Der hier ermöglichte Austausch, der über rein fachliche Belange hinaus auch die handwerklichen und psychologischen Facetten einer Promotion thematisierte, wurde von den Doktoranden so positiv aufgenommen, dass im Sommer 2007 die „3. Promovierendentage zur deutschen Zeitgeschichte“ stattfinden werden.

1 Vgl. auch den Tagungsbericht zu den 1. Promovierendentagen: http://hsozkult.geschichte.hu-berlin.de/tagungsberichte/id=848 .

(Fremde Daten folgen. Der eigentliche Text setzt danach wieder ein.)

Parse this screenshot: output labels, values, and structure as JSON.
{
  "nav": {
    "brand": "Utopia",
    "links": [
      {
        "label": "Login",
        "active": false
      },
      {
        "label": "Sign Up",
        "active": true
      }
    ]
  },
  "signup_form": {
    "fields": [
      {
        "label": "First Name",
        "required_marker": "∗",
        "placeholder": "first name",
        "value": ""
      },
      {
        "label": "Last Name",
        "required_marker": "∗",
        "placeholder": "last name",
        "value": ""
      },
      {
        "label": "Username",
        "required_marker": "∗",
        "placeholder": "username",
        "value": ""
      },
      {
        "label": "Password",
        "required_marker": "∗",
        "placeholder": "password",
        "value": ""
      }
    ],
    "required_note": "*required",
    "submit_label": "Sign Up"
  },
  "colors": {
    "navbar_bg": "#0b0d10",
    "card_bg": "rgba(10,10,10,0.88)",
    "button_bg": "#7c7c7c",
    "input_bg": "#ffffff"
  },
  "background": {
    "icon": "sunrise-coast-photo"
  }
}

2 Vgl. http://www.stiftung-aufarbeitung.de/. Die Stiftung Leucorea ist eine Stiftung des öffentlichen Rechts an der Martin-Luther-Universität Halle–Wittenberg, die an die Tradition der bis 1817 bestehenden Universität Wittenberg anknüpft. Die Leucorea wurde 1994 gegründet. Für weitere Hinweise vgl. http://www.leucorea.uni-halle.de/
3 Nolte, Paul, Die Historiker der Bundesrepublik. Rückblick auf eine ‚lange Generation’, in: Merkur 53, 1999, H. 5, S. 413-432
4 Vgl. hierzu auch die Ergebnisse des Arbeitsbereichs „DDR-bezogene Hochschulforschung“ am HoF Wittenberg, die in den letzten Jahren in Kooperation mit der Stiftung Aufarbeitung entstanden sind. Zur Themenkarriere der „Gelehrten DDR“ vgl. Pasternack, Peer, Gelehrte DDR. Die DDR als Gegenstand der Lehre an deutschen Universitäten 1990-2000. Unter Mitarbeit von Anne Glück, Jens Hüttmann, Dirk Lewin, Simone Schmid und Katja Schulze. Wittenberg 2001, S. 32ff.; zur näheren Interpretation der Themenkarriere: Hüttmann, Jens, Die ‚Gelehrte DDR’ und ihre Akteure. Strategien, Inhalte, Motivationen: Die DDR als Gegenstand von Lehre und Forschung an deutschen Universitäten. Unter Mitarb. v. Peer Pasternack. HoF Wittenberg, Wittenberg 2004, S. 67 ff.